Pao giggled, but Emma wasn’t done. As Dante turned to make his way back, Emma pulled Pao to the river’s edge and scooped up a handful of the forbidden green stuff.
That was another thing Pao loved about Emma. Even with her sparkly purple nail polish (she went for manicures with her mom every two weeks), she was still willing to get her hands messy for the sake of a good prank.
Pao scooped a satisfying blob of algae for herself as Emma hid behind the scrub bushes near their blanket. Pao was just about to follow, when a splash at the center of the river drew her eye.
It had been too large to be one of the fish that leaped up for water striders, but strangely, the surface of the river was now still. No ripples. You didn’t even have to be a scientist to know that ripples formed in water at any point of disturbance.
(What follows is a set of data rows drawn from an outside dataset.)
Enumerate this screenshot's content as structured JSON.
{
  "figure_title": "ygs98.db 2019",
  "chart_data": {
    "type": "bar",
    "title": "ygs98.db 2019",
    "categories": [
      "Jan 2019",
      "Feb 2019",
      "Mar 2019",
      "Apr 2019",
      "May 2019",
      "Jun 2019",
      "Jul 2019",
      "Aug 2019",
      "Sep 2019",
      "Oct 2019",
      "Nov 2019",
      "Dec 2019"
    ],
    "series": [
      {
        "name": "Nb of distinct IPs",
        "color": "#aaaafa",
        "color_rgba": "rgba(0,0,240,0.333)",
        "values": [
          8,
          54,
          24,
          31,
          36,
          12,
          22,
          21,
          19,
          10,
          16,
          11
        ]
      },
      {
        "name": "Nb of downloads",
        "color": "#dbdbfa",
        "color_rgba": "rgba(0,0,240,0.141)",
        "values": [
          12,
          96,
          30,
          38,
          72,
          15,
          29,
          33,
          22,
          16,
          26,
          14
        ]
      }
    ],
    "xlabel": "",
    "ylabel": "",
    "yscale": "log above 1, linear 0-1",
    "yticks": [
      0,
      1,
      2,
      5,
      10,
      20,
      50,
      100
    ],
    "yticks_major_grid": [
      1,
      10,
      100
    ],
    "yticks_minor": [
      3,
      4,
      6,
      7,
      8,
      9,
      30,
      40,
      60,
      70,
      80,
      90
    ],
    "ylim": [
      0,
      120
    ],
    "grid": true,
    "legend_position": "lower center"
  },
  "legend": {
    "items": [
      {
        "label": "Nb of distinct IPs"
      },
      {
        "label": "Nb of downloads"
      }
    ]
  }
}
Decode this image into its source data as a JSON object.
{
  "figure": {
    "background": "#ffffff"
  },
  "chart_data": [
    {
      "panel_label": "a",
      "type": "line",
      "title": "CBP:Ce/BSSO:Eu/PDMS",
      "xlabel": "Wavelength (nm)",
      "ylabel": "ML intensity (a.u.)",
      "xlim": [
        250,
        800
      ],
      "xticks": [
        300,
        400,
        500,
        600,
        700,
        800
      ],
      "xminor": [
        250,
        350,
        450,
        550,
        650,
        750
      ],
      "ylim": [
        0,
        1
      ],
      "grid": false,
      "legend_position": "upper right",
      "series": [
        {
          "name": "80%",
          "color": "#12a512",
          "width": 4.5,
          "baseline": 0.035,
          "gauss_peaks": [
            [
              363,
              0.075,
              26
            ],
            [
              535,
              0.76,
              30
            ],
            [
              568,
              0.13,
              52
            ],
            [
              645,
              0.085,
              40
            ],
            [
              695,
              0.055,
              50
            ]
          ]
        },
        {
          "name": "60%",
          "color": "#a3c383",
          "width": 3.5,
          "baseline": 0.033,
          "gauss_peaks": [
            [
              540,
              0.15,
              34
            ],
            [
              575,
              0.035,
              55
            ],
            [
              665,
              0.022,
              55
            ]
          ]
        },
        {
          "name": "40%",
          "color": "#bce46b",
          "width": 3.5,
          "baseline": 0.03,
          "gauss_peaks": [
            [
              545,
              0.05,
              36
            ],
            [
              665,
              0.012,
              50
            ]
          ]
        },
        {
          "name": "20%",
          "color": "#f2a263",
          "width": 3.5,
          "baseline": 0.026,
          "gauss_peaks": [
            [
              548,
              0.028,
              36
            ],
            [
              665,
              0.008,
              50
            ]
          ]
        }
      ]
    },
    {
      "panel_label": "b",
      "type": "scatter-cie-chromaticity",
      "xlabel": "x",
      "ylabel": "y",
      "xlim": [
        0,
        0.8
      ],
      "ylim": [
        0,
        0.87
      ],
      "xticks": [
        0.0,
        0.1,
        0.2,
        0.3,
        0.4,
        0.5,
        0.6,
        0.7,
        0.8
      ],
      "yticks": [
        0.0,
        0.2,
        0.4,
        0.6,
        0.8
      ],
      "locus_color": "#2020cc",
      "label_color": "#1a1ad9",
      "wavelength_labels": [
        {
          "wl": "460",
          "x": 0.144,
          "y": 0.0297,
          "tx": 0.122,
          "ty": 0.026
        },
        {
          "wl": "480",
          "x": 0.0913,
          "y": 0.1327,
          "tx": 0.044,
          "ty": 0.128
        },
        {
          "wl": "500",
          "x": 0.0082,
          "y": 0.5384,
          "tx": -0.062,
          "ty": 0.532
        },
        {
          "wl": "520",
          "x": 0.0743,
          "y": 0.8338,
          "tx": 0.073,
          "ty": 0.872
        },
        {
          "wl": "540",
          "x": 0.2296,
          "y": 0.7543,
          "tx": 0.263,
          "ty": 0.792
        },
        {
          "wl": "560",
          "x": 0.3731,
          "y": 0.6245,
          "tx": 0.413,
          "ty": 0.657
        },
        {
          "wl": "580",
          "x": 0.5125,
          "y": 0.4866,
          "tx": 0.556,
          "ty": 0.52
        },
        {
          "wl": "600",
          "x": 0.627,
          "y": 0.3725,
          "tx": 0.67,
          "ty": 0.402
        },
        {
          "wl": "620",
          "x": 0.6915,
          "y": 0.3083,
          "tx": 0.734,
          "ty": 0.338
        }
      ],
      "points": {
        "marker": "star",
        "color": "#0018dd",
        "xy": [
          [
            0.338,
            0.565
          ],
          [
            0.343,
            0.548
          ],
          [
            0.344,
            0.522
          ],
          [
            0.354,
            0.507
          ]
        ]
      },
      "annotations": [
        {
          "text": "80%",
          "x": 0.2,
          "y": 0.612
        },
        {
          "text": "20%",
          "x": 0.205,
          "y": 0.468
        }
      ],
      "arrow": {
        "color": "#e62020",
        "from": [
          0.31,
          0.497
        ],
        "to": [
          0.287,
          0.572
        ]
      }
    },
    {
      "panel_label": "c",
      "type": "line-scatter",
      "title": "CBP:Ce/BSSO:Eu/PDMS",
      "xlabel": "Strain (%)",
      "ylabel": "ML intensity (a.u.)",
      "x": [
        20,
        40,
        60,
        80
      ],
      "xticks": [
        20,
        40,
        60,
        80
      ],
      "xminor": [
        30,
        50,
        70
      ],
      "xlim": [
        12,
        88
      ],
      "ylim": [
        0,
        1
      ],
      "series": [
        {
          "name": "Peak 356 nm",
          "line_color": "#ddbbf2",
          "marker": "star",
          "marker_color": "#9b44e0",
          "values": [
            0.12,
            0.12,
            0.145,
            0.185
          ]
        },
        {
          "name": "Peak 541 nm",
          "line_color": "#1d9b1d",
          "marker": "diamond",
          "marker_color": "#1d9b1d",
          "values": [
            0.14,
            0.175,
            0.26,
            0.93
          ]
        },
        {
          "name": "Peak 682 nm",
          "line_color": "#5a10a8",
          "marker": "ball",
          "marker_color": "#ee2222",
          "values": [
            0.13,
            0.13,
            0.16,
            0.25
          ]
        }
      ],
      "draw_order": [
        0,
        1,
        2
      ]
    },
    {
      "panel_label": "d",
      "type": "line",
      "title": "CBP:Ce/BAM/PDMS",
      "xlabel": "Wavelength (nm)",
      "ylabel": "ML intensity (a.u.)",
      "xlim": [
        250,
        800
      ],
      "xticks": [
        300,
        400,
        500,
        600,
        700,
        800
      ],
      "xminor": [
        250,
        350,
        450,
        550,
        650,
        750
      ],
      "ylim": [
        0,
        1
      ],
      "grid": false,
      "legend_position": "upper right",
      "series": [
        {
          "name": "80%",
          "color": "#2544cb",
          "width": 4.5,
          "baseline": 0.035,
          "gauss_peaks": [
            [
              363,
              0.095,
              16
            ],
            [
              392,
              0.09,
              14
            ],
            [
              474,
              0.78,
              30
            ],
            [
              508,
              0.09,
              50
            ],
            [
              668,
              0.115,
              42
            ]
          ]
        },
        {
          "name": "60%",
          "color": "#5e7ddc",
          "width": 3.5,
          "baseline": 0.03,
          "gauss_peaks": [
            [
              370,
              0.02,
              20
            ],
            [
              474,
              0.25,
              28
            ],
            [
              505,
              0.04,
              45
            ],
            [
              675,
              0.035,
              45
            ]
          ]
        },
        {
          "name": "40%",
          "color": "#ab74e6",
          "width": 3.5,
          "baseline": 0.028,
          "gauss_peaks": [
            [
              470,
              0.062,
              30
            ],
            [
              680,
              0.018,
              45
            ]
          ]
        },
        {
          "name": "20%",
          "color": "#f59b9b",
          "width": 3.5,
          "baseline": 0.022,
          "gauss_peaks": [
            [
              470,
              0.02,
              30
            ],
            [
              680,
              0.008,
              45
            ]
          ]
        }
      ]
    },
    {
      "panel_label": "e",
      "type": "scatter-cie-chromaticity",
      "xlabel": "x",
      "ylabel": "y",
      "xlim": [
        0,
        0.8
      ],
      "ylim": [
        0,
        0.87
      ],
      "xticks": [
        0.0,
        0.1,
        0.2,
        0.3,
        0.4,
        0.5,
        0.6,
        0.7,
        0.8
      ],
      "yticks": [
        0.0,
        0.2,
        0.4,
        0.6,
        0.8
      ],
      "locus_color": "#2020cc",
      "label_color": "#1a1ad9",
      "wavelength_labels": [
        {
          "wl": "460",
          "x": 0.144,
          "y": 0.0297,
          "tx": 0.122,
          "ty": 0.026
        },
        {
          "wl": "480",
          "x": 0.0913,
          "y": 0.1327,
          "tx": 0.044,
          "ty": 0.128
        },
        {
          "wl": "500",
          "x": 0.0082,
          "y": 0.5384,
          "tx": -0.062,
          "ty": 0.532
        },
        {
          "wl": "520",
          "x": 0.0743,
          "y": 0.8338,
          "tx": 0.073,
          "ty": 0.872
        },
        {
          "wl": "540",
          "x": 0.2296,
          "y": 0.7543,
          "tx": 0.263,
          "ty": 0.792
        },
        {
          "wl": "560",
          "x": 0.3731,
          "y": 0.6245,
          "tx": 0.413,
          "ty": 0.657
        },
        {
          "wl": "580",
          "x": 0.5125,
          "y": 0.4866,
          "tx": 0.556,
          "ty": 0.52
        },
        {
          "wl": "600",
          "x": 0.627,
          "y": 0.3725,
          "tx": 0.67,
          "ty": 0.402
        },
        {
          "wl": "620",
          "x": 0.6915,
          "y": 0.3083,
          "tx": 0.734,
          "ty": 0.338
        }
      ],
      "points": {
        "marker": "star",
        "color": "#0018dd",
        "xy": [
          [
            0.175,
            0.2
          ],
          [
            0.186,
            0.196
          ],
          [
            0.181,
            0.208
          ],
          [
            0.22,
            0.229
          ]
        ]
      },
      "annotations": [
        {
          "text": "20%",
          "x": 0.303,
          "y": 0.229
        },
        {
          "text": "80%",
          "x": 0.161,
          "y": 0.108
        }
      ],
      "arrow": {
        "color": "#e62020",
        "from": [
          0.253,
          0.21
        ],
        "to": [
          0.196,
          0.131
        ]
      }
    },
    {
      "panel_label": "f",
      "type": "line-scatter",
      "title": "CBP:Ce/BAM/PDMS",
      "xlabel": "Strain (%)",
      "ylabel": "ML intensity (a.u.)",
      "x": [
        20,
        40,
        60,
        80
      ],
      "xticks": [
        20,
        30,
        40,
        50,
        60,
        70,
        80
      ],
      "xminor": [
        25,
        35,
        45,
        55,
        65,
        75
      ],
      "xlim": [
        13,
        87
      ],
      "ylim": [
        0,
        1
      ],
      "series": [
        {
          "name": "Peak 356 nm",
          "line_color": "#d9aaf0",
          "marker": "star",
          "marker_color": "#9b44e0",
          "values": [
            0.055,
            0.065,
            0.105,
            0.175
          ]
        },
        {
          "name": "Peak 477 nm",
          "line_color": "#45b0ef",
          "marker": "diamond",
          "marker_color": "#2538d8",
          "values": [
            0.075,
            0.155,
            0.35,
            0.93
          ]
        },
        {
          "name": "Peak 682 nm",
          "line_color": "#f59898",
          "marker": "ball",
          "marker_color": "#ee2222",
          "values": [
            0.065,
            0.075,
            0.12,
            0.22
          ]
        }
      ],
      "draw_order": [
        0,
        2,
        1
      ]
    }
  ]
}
Had Pao’s ghost ruminations caused her imagination to kick into overdrive?
Goose bumps erupted across her arms.
“Pao! He’s coming back!” Emma whisper-shouted from the bushes, and Pao shook her silly fears out of her head. She had imagined it. Or it had just been a trick of the light. There was an explanation for everything, even if it wasn’t immediately obvious.
She slid in beside Emma, the scrub hiding them from Dante, who approached looking confused.
“Guys?” he asked, and Pao suppressed a giggle, algae still dripping from her hands.
“Now!” Emma shouted, exploding out of the bush and running toward Dante, Pao right behind her.
For a minute, Pao was worried that too-cool Dante would return. That he’d roll his eyes or do that weird new hair-flip thing and say they were being dumb.
But he screamed, turning on his heel and running like the swamp creature was behind him. “Oh, no you don’t!” he shrieked, his recently lower voice jumping three octaves.
They chased him until they were breathless and cracking up, then finally dropped the offensive substance before rinsing their slimy hands in the shallows.